US Vice-President Cheney, Republican nominee McCain in IraqMarch 17th, 2008 - 7:14 pm ICT by admin
Baghdad, March 17 (DPA) US Vice-President Dick Cheney and Republican presidential candidate John McCain, two staunch supporters of US troop build-up in Iraq, were here Monday on the fifth anniversary of the US-led war. Cheney, one of the architects of the war, arrived Monday, a day after McCain held talks in Baghdad as part of a Senate Armed Services Committee fact-finding mission.
McCain met Iraqi Prime Minister Nuri al-Maliki Monday morning, the official al-Iraqiya television said.
No further details about the talks were immediately available.

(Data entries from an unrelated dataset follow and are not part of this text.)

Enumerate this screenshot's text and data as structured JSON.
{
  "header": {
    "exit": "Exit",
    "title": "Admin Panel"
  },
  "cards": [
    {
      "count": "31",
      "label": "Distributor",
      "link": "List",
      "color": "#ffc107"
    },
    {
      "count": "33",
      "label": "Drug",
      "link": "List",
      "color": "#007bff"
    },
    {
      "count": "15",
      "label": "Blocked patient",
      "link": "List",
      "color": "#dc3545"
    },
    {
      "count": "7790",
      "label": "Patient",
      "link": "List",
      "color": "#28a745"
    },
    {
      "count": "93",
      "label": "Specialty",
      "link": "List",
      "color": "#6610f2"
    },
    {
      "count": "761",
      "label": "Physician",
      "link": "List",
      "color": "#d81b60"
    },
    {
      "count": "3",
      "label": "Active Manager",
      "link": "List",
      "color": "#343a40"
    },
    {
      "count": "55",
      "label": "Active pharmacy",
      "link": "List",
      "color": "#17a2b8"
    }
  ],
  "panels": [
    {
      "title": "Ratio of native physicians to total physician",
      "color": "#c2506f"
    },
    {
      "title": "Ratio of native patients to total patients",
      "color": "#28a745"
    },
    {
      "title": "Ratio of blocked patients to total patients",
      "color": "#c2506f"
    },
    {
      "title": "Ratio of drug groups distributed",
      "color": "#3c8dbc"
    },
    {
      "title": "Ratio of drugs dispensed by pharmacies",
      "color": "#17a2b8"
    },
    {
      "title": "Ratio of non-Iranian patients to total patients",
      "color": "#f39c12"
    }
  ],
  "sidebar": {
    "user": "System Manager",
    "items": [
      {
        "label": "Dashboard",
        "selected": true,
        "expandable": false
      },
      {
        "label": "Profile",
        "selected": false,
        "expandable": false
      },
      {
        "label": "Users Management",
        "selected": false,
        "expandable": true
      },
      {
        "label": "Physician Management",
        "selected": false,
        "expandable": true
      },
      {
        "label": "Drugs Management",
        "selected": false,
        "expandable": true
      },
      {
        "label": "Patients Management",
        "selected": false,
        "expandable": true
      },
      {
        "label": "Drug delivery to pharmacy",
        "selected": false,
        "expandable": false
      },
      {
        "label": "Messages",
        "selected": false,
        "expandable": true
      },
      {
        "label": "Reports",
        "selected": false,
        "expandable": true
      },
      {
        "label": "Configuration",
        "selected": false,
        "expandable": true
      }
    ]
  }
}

The Arizona Senator, the Republican Party’s choice for November’s presidential election, said ahead of his Iraq trip that insurgents in the country might try to influence the US election by stepping up their campaign of violence.
On his arrival in Baghdad, Cheney was met by the US commander in Iraq, General David Petraeus.
The vice-president was expected to meet US ambassador to Iraq Ryan Crocker and Iraqi leaders in Baghdad’s fortified Green Zone, according to the US embassy in Baghdad.
Cheney, whose last visit to Iraq was in May 2007, made Baghdad his first leg of a 10-day regional tour instead of Oman after a sudden change in the schedule.
During the regional tour, which will also include Saudi Arabia, Israel, the West Bank and Turkey, he will seek to enlist Arab support for US policy in Iraq.
He was expected to ask the Saudis to open their embassy in Iraq.
Both Cheney and McCain are staunch supporters of the US troop surge, which is credited with a decrease in violence in Baghdad and surrounding areas.
However, a wave of deadly bombings since January, which were blamed mainly on Sunni extremist insurgents linked to the Al Qaeda terrorist network, have led many US generals to admit that the network was still the biggest threat to stability in Iraq.
Petraeus and Crocker will give a new assessment of the situation in Iraq to US President George W. Bush.
Cheney was also expected to discuss stalled legislation, such as the oil and gas law, and stumbling national reconciliation efforts with Iraqi President Jalal Talabani and Prime Minister al-Maliki.
The US has set benchmarks for progress made in Iraq, including reconciliation of the country’s Sunni and Shiite Arabs.